Improved the thermal performance of a closed two-phase thermosyphone using graphene acetone as nano-fluid for photovoltaic cooling application

Abstract

Two phase thermosyphon (TPTS) is a passive device to transfer heat energy by evaporation of the working fluid filled in it. This device is used in a various engineering applications such as a photovolatic cooling. The thermal performance of (TPTS) charged with graphen acetone (G.A) nanofluid is analyzed and compared with that of acetone as base working fluid. The concentration of G.A is varied with (0.05%, 0.1%, 0.15% and 0.2%) for each filling charge ratio of (5%, 10%, 15% and 20%).
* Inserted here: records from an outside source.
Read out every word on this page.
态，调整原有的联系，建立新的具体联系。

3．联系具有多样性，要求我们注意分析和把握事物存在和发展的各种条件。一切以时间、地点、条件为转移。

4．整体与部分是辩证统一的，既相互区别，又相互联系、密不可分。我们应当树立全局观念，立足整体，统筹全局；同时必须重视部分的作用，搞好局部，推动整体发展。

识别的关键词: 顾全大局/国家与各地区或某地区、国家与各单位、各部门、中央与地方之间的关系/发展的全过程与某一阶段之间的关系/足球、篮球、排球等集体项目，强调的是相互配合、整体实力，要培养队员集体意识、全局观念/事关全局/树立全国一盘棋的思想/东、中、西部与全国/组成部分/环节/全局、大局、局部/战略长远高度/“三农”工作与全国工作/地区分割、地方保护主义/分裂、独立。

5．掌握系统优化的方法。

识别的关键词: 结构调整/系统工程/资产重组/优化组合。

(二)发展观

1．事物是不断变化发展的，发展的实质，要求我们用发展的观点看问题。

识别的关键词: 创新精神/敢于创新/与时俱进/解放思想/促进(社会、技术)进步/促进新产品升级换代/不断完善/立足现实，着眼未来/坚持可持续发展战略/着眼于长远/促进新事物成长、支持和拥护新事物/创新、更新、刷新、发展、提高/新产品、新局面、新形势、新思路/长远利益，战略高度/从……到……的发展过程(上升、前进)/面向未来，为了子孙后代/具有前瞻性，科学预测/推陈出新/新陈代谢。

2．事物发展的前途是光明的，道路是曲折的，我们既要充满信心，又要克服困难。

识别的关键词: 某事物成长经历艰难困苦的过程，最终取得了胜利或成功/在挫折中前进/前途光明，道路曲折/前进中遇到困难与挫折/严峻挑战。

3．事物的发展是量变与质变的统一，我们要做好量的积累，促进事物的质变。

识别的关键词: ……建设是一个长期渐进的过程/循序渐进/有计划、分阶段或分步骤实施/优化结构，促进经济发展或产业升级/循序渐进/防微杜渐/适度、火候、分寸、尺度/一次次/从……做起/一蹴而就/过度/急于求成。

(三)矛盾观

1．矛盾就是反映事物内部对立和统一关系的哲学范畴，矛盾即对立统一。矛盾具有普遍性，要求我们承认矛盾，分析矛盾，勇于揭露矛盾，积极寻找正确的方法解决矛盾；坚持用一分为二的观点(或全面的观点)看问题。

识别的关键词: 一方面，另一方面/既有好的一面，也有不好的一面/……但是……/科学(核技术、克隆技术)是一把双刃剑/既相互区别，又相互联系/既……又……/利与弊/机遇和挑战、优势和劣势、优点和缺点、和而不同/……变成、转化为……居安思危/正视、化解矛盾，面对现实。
The (TPTS) charged with G.A and A is evaluated for different input heat flux load of (100, 400, 700, 1000 and 1300 w∕m^2 ) the impacted input power, filling charge ratio and G.A concentration on the performance of the (TPTS) are investigated. The thermal resistance of (TPTS) and the overall heat transfer coefficient were determined at different input power, filling charge and G.A concentration. At input load power of 1300w∕m^2 . The thermal resistance of (TPTS) charged with G.A (at 15% filling charge ratio) is reduced by (7.2%), (26.1), (33.4%) and (42.8%) respectively for (0.05%, 0.1%, 0.15% and 0.2%) concentration in comparisons with pure acetone. The thermal performance of (TPTS) charged with G.A increases in comparison to pure acetone. Further and due to increasing the concentration of G.A, the overall heat transfer coefficient has been increased at the highest input heat flux load. The improvement of the overall heat transfer coefficient of (TPTS) charged with G.A reached 17.5% compared to pure acetone.